Patients and Methods
Adult COPD patients at stable state (RINNOPARI cohort) were included and characterised for clinical, functional, biological and morphological features. BEC at inclusion defined 2 groups of patients with low BEC <300/mm3 and high BEC ≥300/mm3. Sputa were collected and an extended microbiological culture was performed for the identification of viable airway microbiota.
Results
Fifty-nine subjects were included. When compared with the low BEC (n=40, 67.8%), the high BEC group (n=19, 32.2%) had more frequent exacerbations (p<0.001) and more pronounced cough and sputum (p<0.05). The global composition, the number of bacteria per sample and the α-diversity of the microbiota did not differ between groups, as well as the predominant phyla (Firmicutes), or the gender repartition.
Conclusion
In our study, high BEC in COPD at stable state was associated with a clinical phenotype including frequent exacerbation, but no distinct profile of viable airway microbiota compared with low BEC.
Keywords:
Data Sharing Statement
The data that support the findings of this study are available from the corresponding author upon reasonable request.
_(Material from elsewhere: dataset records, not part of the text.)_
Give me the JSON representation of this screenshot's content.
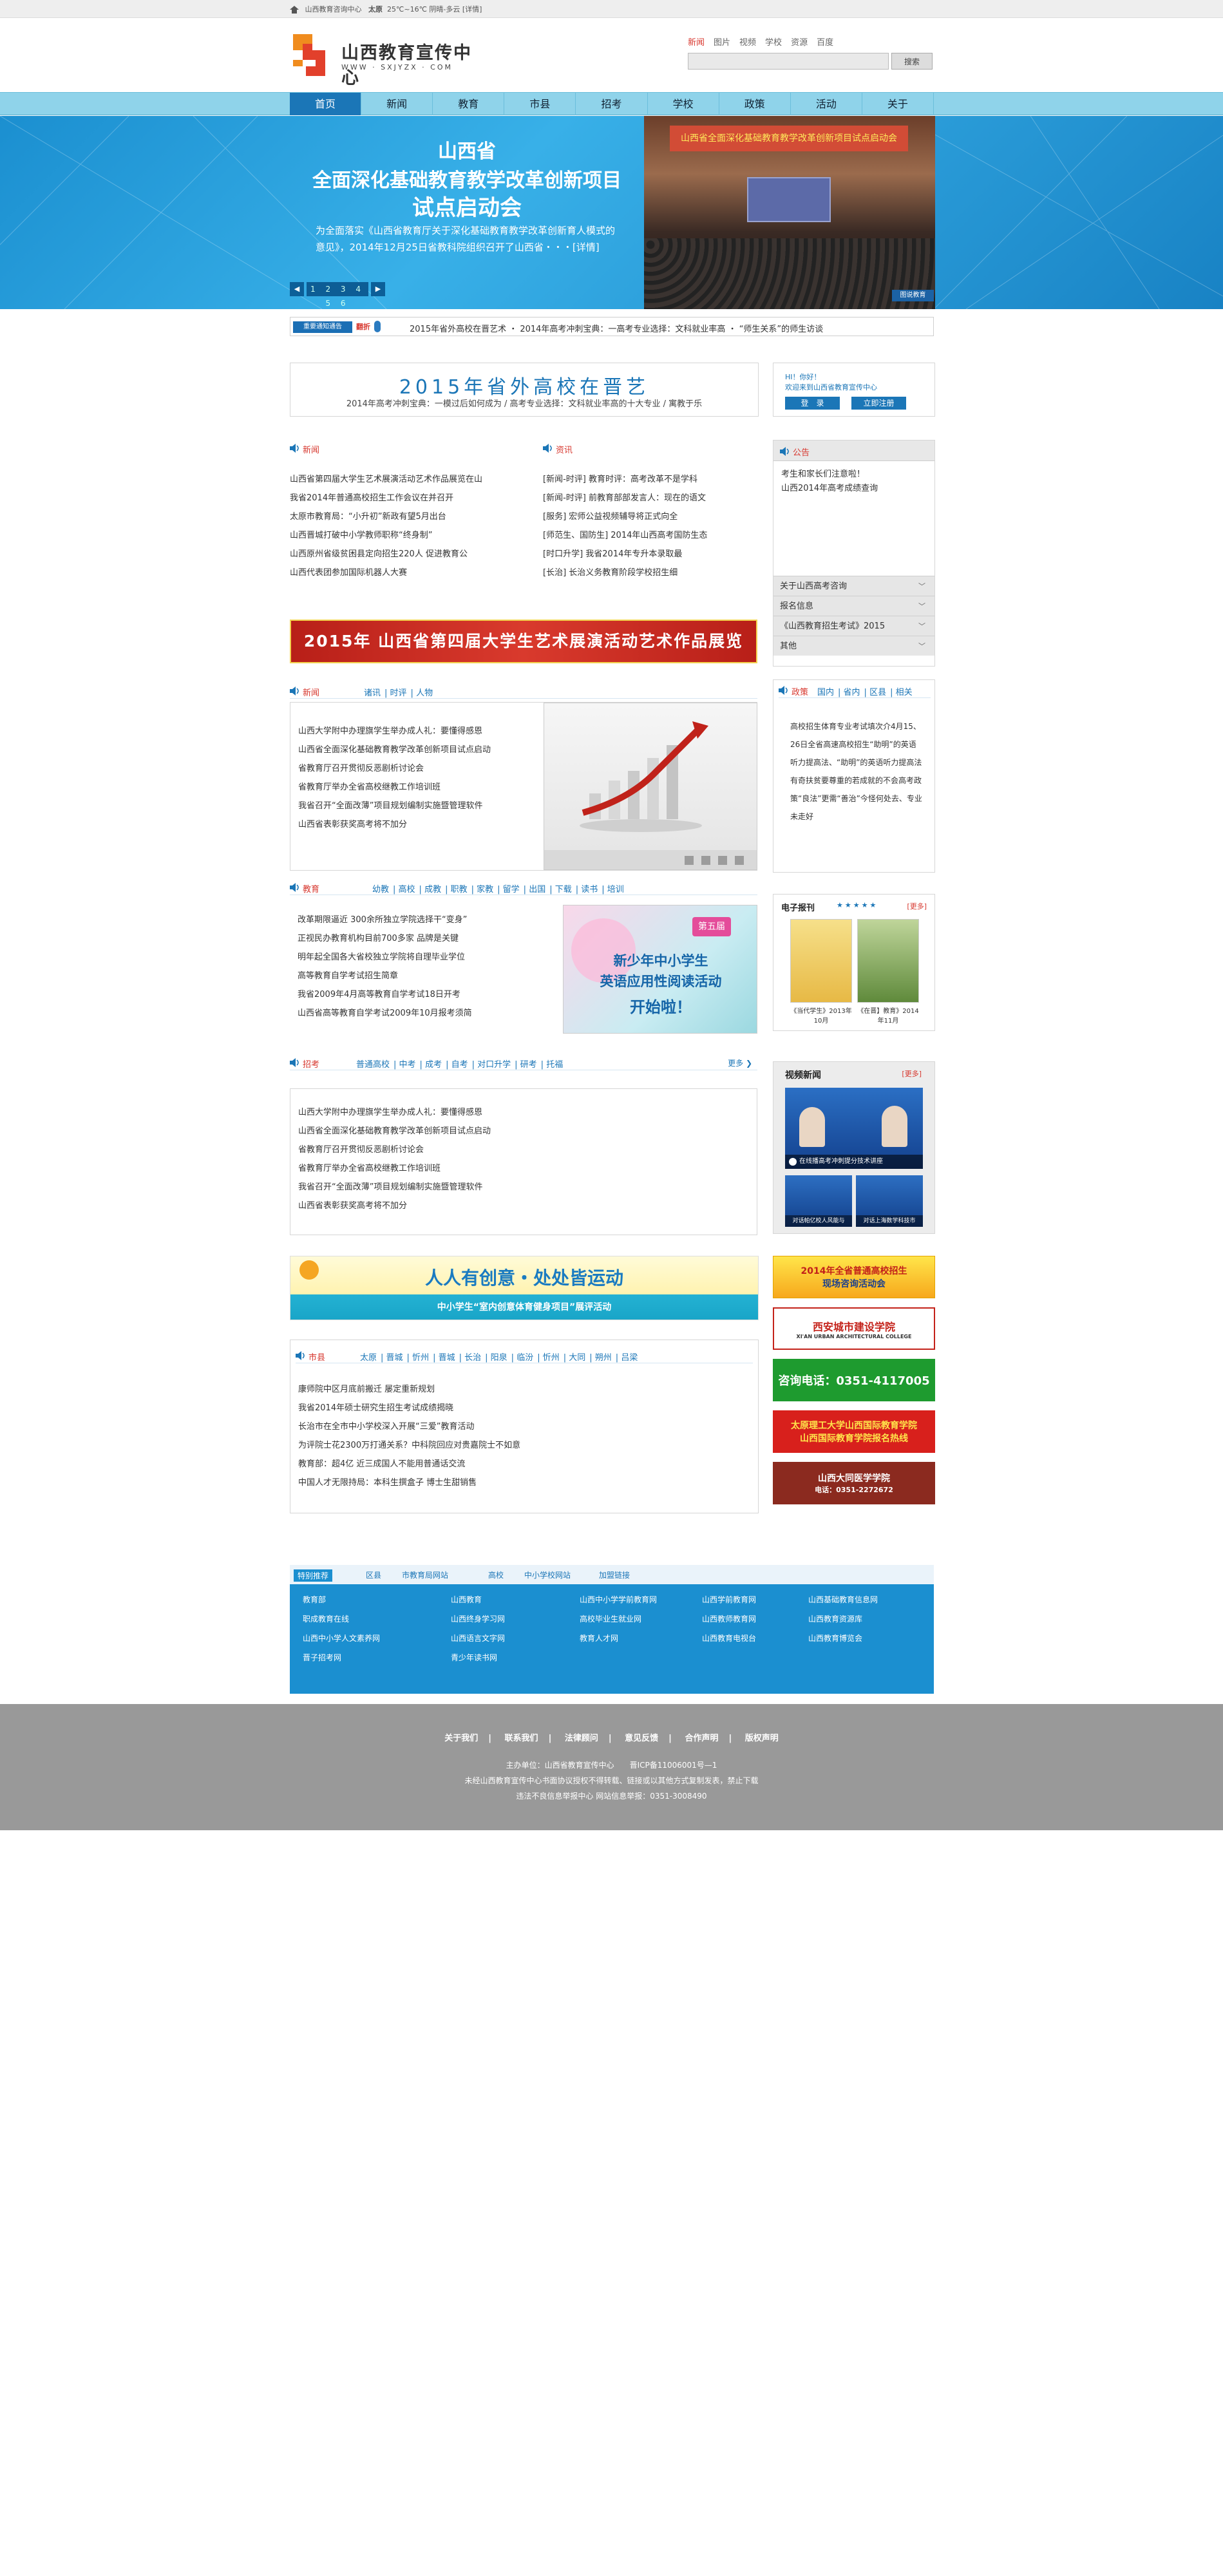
{
  "topbar": {
    "site": "山西教育咨询中心",
    "city": "太原",
    "weather": "25℃~16℃ 阴晴-多云 [详情]"
  },
  "logo": {
    "title": "山西教育宣传中心",
    "url": "WWW · SXJYZX · COM"
  },
  "search": {
    "tabs": [
      "新闻",
      "图片",
      "视频",
      "学校",
      "资源",
      "百度"
    ],
    "placeholder": "",
    "button": "搜索"
  },
  "nav": [
    "首页",
    "新闻",
    "教育",
    "市县",
    "招考",
    "学校",
    "政策",
    "活动",
    "关于"
  ],
  "banner": {
    "line1": "山西省",
    "line2": "全面深化基础教育教学改革创新项目",
    "line3": "试点启动会",
    "desc": "为全面落实《山西省教育厅关于深化基础教育教学改革创新育人模式的意见》，2014年12月25日省教科院组织召开了山西省・・・[详情]",
    "pager": "1 2 3 4 5 6",
    "photo_stage": "山西省全面深化基础教育教学改革创新项目试点启动会",
    "photo_btn": "图说教育"
  },
  "notice": {
    "tag": "重要通知通告",
    "label": "翻折",
    "text": "2015年省外高校在晋艺术 ・ 2014年高考冲刺宝典：一高考专业选择：文科就业率高 ・ “师生关系”的师生访谈"
  },
  "headline": {
    "title": "2015年省外高校在晋艺",
    "sub": "2014年高考冲刺宝典：一模过后如何成为   /   高考专业选择：文科就业率高的十大专业   /   寓教于乐"
  },
  "login": {
    "greet": "HI！你好！",
    "welcome": "欢迎来到山西省教育宣传中心",
    "login": "登　录",
    "register": "立即注册"
  },
  "news": {
    "title": "新闻",
    "items": [
      "山西省第四届大学生艺术展演活动艺术作品展览在山",
      "我省2014年普通高校招生工作会议在并召开",
      "太原市教育局：“小升初”新政有望5月出台",
      "山西晋城打破中小学教师职称“终身制”",
      "山西原州省级贫困县定向招生220人 促进教育公",
      "山西代表团参加国际机器人大赛"
    ]
  },
  "info": {
    "title": "资讯",
    "items": [
      "[新闻-时评] 教育时评：高考改革不是学科",
      "[新闻-时评] 前教育部部发言人：现在的语文",
      "[服务] 宏师公益视频辅导将正式向全",
      "[师范生、国防生] 2014年山西高考国防生态",
      "[时口升学] 我省2014年专升本录取最",
      "[长治] 长治义务教育阶段学校招生细"
    ]
  },
  "announce": {
    "title": "公告",
    "items": [
      "考生和家长们注意啦！",
      "山西2014年高考成绩查询"
    ]
  },
  "accordion": [
    "关于山西高考咨询",
    "报名信息",
    "《山西教育招生考试》2015",
    "其他"
  ],
  "red_banner": {
    "text": "2015年   山西省第四届大学生艺术展演活动艺术作品展览"
  },
  "sec_news": {
    "title": "新闻",
    "links": [
      "诸讯",
      "时评",
      "人物"
    ],
    "items": [
      "山西大学附中办理旗学生举办成人礼：要懂得感恩",
      "山西省全面深化基础教育教学改革创新项目试点启动",
      "省教育厅召开贯彻反恶剧析讨论会",
      "省教育厅举办全省高校继教工作培训班",
      "我省召开“全面改薄”项目规划编制实施暨管理软件",
      "山西省表彰获奖高考将不加分"
    ]
  },
  "policy": {
    "title": "政策",
    "links": [
      "国内",
      "省内",
      "区县",
      "相关"
    ],
    "text": "高校招生体育专业考试填次介4月15、26日全省高速高校招生“助明”的英语听力提高法、“助明”的英语听力提高法有奇扶贫要尊重的若成就的不会高考政策“良法”更需“善治”今怪何处去、专业未走好"
  },
  "sec_edu": {
    "title": "教育",
    "links": [
      "幼教",
      "高校",
      "成教",
      "职教",
      "家教",
      "留学",
      "出国",
      "下载",
      "读书",
      "培训"
    ],
    "items": [
      "改革期限逼近 300余所独立学院选择干“变身”",
      "正视民办教育机构目前700多家 品牌是关键",
      "明年起全国各大省校独立学院将自理毕业学位",
      "高等教育自学考试招生简章",
      "我省2009年4月高等教育自学考试18日开考",
      "山西省高等教育自学考试2009年10月报考须简"
    ],
    "ad": {
      "line1": "新少年中小学生",
      "line2": "英语应用性阅读活动",
      "line3": "开始啦！",
      "badge": "第五届"
    }
  },
  "epaper": {
    "title": "电子报刊",
    "more": "[更多]",
    "items": [
      "《当代学生》2013年10月",
      "《在晋】教育》2014年11月"
    ]
  },
  "sec_exam": {
    "title": "招考",
    "links": [
      "普通高校",
      "中考",
      "成考",
      "自考",
      "对口升学",
      "研考",
      "托福"
    ],
    "more": "更多",
    "items": [
      "山西大学附中办理旗学生举办成人礼：要懂得感恩",
      "山西省全面深化基础教育教学改革创新项目试点启动",
      "省教育厅召开贯彻反恶剧析讨论会",
      "省教育厅举办全省高校继教工作培训班",
      "我省召开“全面改薄”项目规划编制实施暨管理软件",
      "山西省表彰获奖高考将不加分"
    ]
  },
  "video": {
    "title": "视频新闻",
    "more": "[更多]",
    "main_caption": "在线播高考冲刺提分技术讲座",
    "thumbs": [
      "对话帕亿校人风能与",
      "对话上海数学科技市"
    ]
  },
  "sport_banner": {
    "line1": "人人有创意・处处皆运动",
    "line2": "中小学生“室内创意体育健身项目”展评活动"
  },
  "city": {
    "title": "市县",
    "links": [
      "太原",
      "晋城",
      "忻州",
      "晋城",
      "长治",
      "阳泉",
      "临汾",
      "忻州",
      "大同",
      "朔州",
      "吕梁"
    ],
    "items": [
      "康师院中区月底前搬迁   屡定重新规划",
      "我省2014年硕士研究生招生考试成绩揭晓",
      "长治市在全市中小学校深入开展“三爱”教育活动",
      "为评院士花2300万打通关系？中科院回应对贵嘉院士不如意",
      "教育部：超4亿 近三成国人不能用普通话交流",
      "中国人才无限持局：本科生撰盒子 博士生甜销售"
    ]
  },
  "ads": [
    {
      "line1": "2014年全省普通高校招生",
      "line2": "现场咨询活动会"
    },
    {
      "line1": "西安城市建设学院",
      "line2": "XI'AN URBAN ARCHITECTURAL COLLEGE"
    },
    {
      "line1": "咨询电话：0351-4117005",
      "line2": ""
    },
    {
      "line1": "太原理工大学山西国际教育学院",
      "line2": "山西国际教育学院报名热线"
    },
    {
      "line1": "山西大同医学学院",
      "line2": "电话：0351-2272672"
    }
  ],
  "friend_links": {
    "tabs": [
      "特别推荐",
      "区县",
      "市教育局网站",
      "高校",
      "中小学校网站",
      "加盟链接"
    ],
    "items": [
      "教育部",
      "山西教育",
      "山西中小学学前教育网",
      "山西学前教育网",
      "山西基础教育信息网",
      "职成教育在线",
      "山西终身学习网",
      "高校毕业生就业网",
      "山西教师教育网",
      "山西教育资源库",
      "山西中小学人文素养网",
      "山西语言文字网",
      "教育人才网",
      "山西教育电视台",
      "山西教育博览会",
      "晋子招考网",
      "青少年读书网"
    ]
  },
  "footer": {
    "links": [
      "关于我们",
      "联系我们",
      "法律顾问",
      "意见反馈",
      "合作声明",
      "版权声明"
    ],
    "line1": "主办单位：山西省教育宣传中心　　晋ICP备11006001号—1",
    "line2": "未经山西教育宣传中心书面协议授权不得转载、链接或以其他方式复制发表，禁止下载",
    "line3": "违法不良信息举报中心  网站信息举报：0351-3008490"
  },
  "colors": {
    "primary": "#1b76b7",
    "accent_red": "#d7382f",
    "nav_bg": "#8fd3ea",
    "footer_bg": "#999999"
  }
}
Ethics Approval and Informed Consent
The study was approved by the regional ethics committee (Comité de Protection des Personnes—Dijon EST I, no. 2016-A00242-49). Informed consent was obtained from all the patients. Our Study complies with the Declaration of Helsinki.
Author Contributions
All authors made a significant contribution to the work reported, whether that is in the conception, study design, execution, acquisition of data, analysis and interpretation, or in all these areas; took part in drafting, revising or critically reviewing the article; gave final approval of the version to be published; have agreed on the journal to which the article has been submitted; and agree to be accountable for all aspects of the work.
Disclosure
J.M. Perotin reports lecture honoraria from AstraZeneca, and support for attending meetings from AstraZeneca and Chiesi; outside the submitted work. C. Launois reports support for attending meeting from Chiesi; outside the submitted work. V. Dormoy reports lecture honoraria from Chiesi and AstraZeneca; outside the submitted work. G. Deslée reports lecture honoraria from Chiesi, AstraZeneca, Boehringer Ingelheim, Sanofi and GlaxoSmithKline; outside the submitted work. The authors report no other conflicts of interest in this work.